The evangelists were those who wrote the gospels. They were either Apostles or men who were close to the apostles (cf Dei Verbum, 19). What is important in the gospels is that they give us the preaching of the Apostles. This does justice to what has been received through tradition:
The authors of the gospels are Matthew, John, Luke and Mark.
Of these, the first two feature in the lists of the twelve apostles (Matt 10:2-4 and parallel accounts) and the other two appear as Saint Paul’s and Saint Peter’s disciples, respectively.
Modern research, after a critical analysis of this tradition, does not find it a great issue to attribute to Mark and Luke the authorship of their respective gospels. However, it does analyse with more critical eyes the authorship of Matthew and John. It is said that such attribution reflects more the apostolic tradition from which these writings proceed, and not that they themselves were the authors of the text.
What is important, therefore, is not the specific person who wrote the gospel, but the apostolic authority behind each one of them.
Towards the middle of the 2nd century, Saint Justin spoke of the “recollections of the apostles or gospels” (Apologetics, 1,66,3) that were being read at liturgical meetings.
With this, we can understand two things:
– the apostolic origin of these writings, and that
– they were collected to be read in public.
Later, still in the 2nd century, other writers tell us that the apostolic gospels are four in number and only four.
So, Origin writes: “The Church has four gospels, the heretics have very many; among these one has been written ‘according to the Egyptians’, another ‘according to the twelve Apostles’. Basilides has dared to write a gospel and put it under his name (…). I know of a gospel called ‘according to Thomas’ and ‘according to Matthias’; and we read many others” (Homily 1 on Luke, PG 13, 1802).
Similar expressions are found in Saint Irenaeus, who also adds in a certain place: “The Word, the Artificer of all, He who sits upon the cherubim, and contains all things, He who was manifested to men, has given us the Gospel under four aspects, but bound together by one Spirit” (Against heresies, 3, 2,8-9). With this expression – the Gospel under four aspects – he states a very important fact: The Gospel is one, but the form is presented by four views.

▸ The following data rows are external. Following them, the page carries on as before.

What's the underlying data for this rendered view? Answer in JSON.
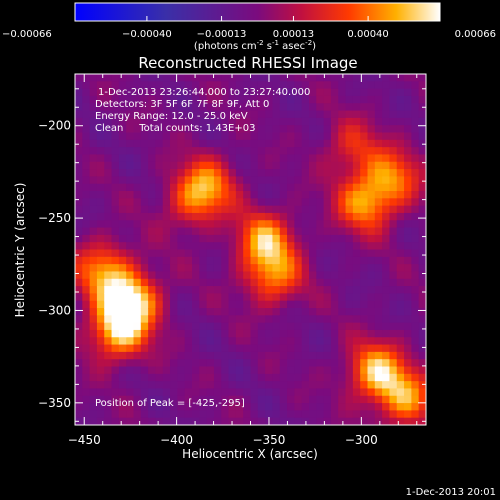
{
  "chart_data": {
    "type": "heatmap",
    "title": "Reconstructed RHESSI Image",
    "xlabel": "Heliocentric X (arcsec)",
    "ylabel": "Heliocentric Y (arcsec)",
    "xlim": [
      -455,
      -265
    ],
    "ylim": [
      -362,
      -172
    ],
    "xticks": [
      -450,
      -400,
      -350,
      -300
    ],
    "yticks": [
      -200,
      -250,
      -300,
      -350
    ],
    "colorbar": {
      "ticks": [
        "-0.00066",
        "-0.00040",
        "-0.00013",
        "0.00013",
        "0.00040",
        "0.00066"
      ],
      "vmin": -0.00066,
      "vmax": 0.00066,
      "label_main": "(photons cm",
      "label_exp1": "-2",
      "label_mid": " s",
      "label_exp2": "-1",
      "label_post": " asec",
      "label_exp3": "-2",
      "label_end": ")"
    },
    "info_lines": [
      "1-Dec-2013 23:26:44.000 to 23:27:40.000",
      "Detectors: 3F 5F 6F 7F 8F 9F, Att 0",
      "Energy Range: 12.0 - 25.0 keV",
      "Clean     Total counts: 1.43E+03"
    ],
    "peak_label": "Position of Peak = [-425,-295]",
    "peak_position": [
      -425,
      -295
    ],
    "sources": [
      {
        "x": -425,
        "y": -295,
        "peak": 0.00066
      },
      {
        "x": -432,
        "y": -312,
        "peak": 0.00055
      },
      {
        "x": -440,
        "y": -278,
        "peak": 0.00045
      },
      {
        "x": -352,
        "y": -262,
        "peak": 0.0005
      },
      {
        "x": -348,
        "y": -282,
        "peak": 0.00042
      },
      {
        "x": -383,
        "y": -232,
        "peak": 0.0004
      },
      {
        "x": -392,
        "y": -242,
        "peak": 0.00028
      },
      {
        "x": -298,
        "y": -242,
        "peak": 0.00048
      },
      {
        "x": -283,
        "y": -228,
        "peak": 0.0004
      },
      {
        "x": -305,
        "y": -212,
        "peak": 0.00028
      },
      {
        "x": -292,
        "y": -333,
        "peak": 0.00056
      },
      {
        "x": -276,
        "y": -348,
        "peak": 0.00045
      }
    ]
  },
  "timestamp": "1-Dec-2013 20:01"
}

The same idea is expressed in the titles of the gospels: Their authors are not indicated, as in other writings from the same era, with the origin (gospel of…”) but with the expression kata (“Gospel according to…). In this way, the Gospel is shown to be one: Jesus Christ’s. However it is witnessed in four ways that come from the Apostles and from the disciples of the Apostles.
What is also indicated is a plurality in unity.